Dealing with merging is the same as commuting $(P^{-1}, Q)$. $P^{-1}$ we'll denote as
$c(\iota^{-1}_P, P, \{\}, \{\})$ which gives us $Q' = c(\iota{}_Q, Q, \{\iota^{-1}_P\}, \{\})$.
The check that we need to pass here is that $(P,Q') \rightleftharpoons (Q,P')$. That is,
$(c(\iota{}_P,P,0,0), c(\iota{}_Q,Q,\{\iota^{-1}_P\},0)$ has to commute to
$(c(\iota{}_Q,Q,0,0), c(\iota{}_P,P,\{\iota^{-1}_Q\},0)$.
...
In general, then, commuting $c(\iota{}_P, P, I_P, \Pi{}_P)$ and $c(\iota{}_Q, Q, I_Q, \Pi{}_Q$ should result in $c(\iota{}_P, P', I'_P, \Pi'_P)$ and $c(\iota{}_Q, Q', I'_Q, \Pi'_Q)$ where ...?
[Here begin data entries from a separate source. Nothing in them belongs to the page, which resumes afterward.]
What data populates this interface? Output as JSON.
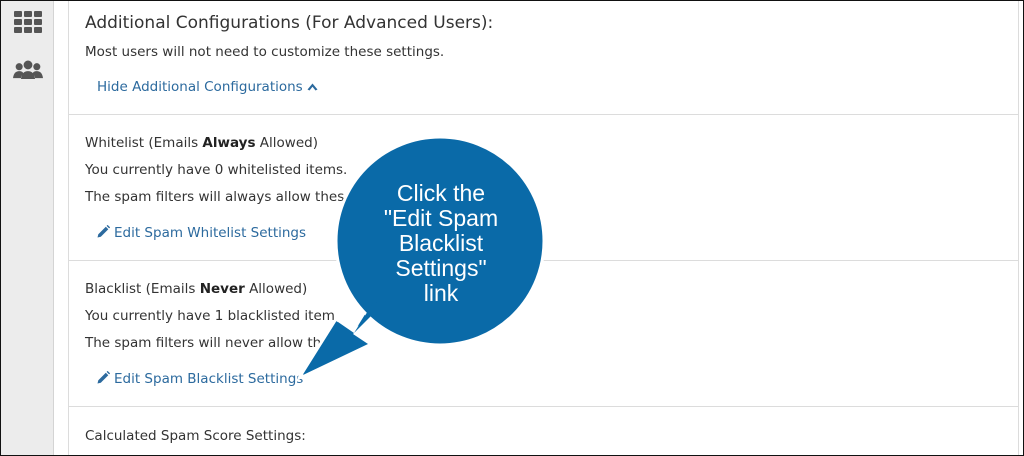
{
  "sidebar": {
    "icons": [
      "apps-grid-icon",
      "users-group-icon"
    ]
  },
  "config": {
    "title": "Additional Configurations (For Advanced Users):",
    "subtitle": "Most users will not need to customize these settings.",
    "toggle_label": "Hide Additional Configurations"
  },
  "whitelist": {
    "label_prefix": "Whitelist (Emails ",
    "label_emphasis": "Always",
    "label_suffix": " Allowed)",
    "count_text": "You currently have 0 whitelisted items.",
    "description": "The spam filters will always allow these it",
    "edit_link": "Edit Spam Whitelist Settings"
  },
  "blacklist": {
    "label_prefix": "Blacklist (Emails ",
    "label_emphasis": "Never",
    "label_suffix": " Allowed)",
    "count_text": "You currently have 1 blacklisted item",
    "description": "The spam filters will never allow the",
    "edit_link": "Edit Spam Blacklist Settings"
  },
  "score": {
    "label": "Calculated Spam Score Settings:"
  },
  "callout": {
    "lines": [
      "Click the",
      "\"Edit Spam",
      "Blacklist",
      "Settings\"",
      "link"
    ],
    "color": "#0a6aa8",
    "text_color": "#ffffff"
  },
  "colors": {
    "link": "#2c6a9e",
    "text": "#333333",
    "rail": "#ececec",
    "border": "#dcdcdc"
  }
}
Maybe $c(\iota_P, P, \{\iota_{P_1}, \ldots, \iota_{P_n}\}, [(\iota_{Q_1}, Q_1), \ldots, (\iota_{Q_m}, Q_m)])$ is what's needed?
= Conflict Resolution =
It would be nice to be able to resolve conflicts.
That is, given conflicting patches $P$ and $Q$, a patch $P_d$ that depends on $P$, and a patch $Q_d$ that depends on $Q$ we wish to define a resolving patch $R=r(P_r,Q_r)$ that we can add to our repository, giving us $P \oplus Q' \oplus R$. The result should then be that if $(P_r,P_d) \Rightarrow (\underline{~},P'_d)$ then $(Q' \oplus R,P_d) \Rightarrow (\underline{~},P'_d)$ and if $(Q_r,Q_d) \Rightarrow (\underline{~},Q'_d)$ then $(P' \oplus R,Q_d) \Rightarrow (\underline{~},Q'_d)$.
Let's suppose we have a patch $M$ and that $M \parallel P$ and $M \parallel Q$. Then $(P,M) \Rightarrow (\underline{~},P_d)$ and $(Q,M) \Rightarrow (\underline{~},Q_d)$. That is, we want the case where $P_d$ and $Q_d$ don't depend on $P$ or $Q$ and in fact
are the same patch, commuted.
As such, we expect the result to be $P'_d = Q'_d \doteq M'$ since $(P \oplus Q' \oplus R) \otimes M = P \oplus ((Q' \oplus R) \otimes P_d) = P \oplus Q' \oplus R \oplus P'_d$ and this is the same as $(Q \oplus P' \oplus R) \otimes M = Q \oplus ((P' \oplus R) \otimes Q_d) = Q \oplus P' \oplus R \oplus Q'_d$.
Note that $(P_d,P_r) \Rightarrow (M',\underline(~))$ is the same as $(M, P \oplus P_r) \Rightarrow (M',\underline(~))$, and similarly $(M, Q \oplus Q_r) \Rightarrow (M',\underline{~})$.
That is for this to be possible, commuting any patch, $M$, that does not depend on $P$ or $Q$ past either $P \oplus P_r$ or $Q \oplus Q_r$ must result in the same patch $M'$. That's a pretty confusing requirement, so maybe this has been too evil a way of proposing the concept.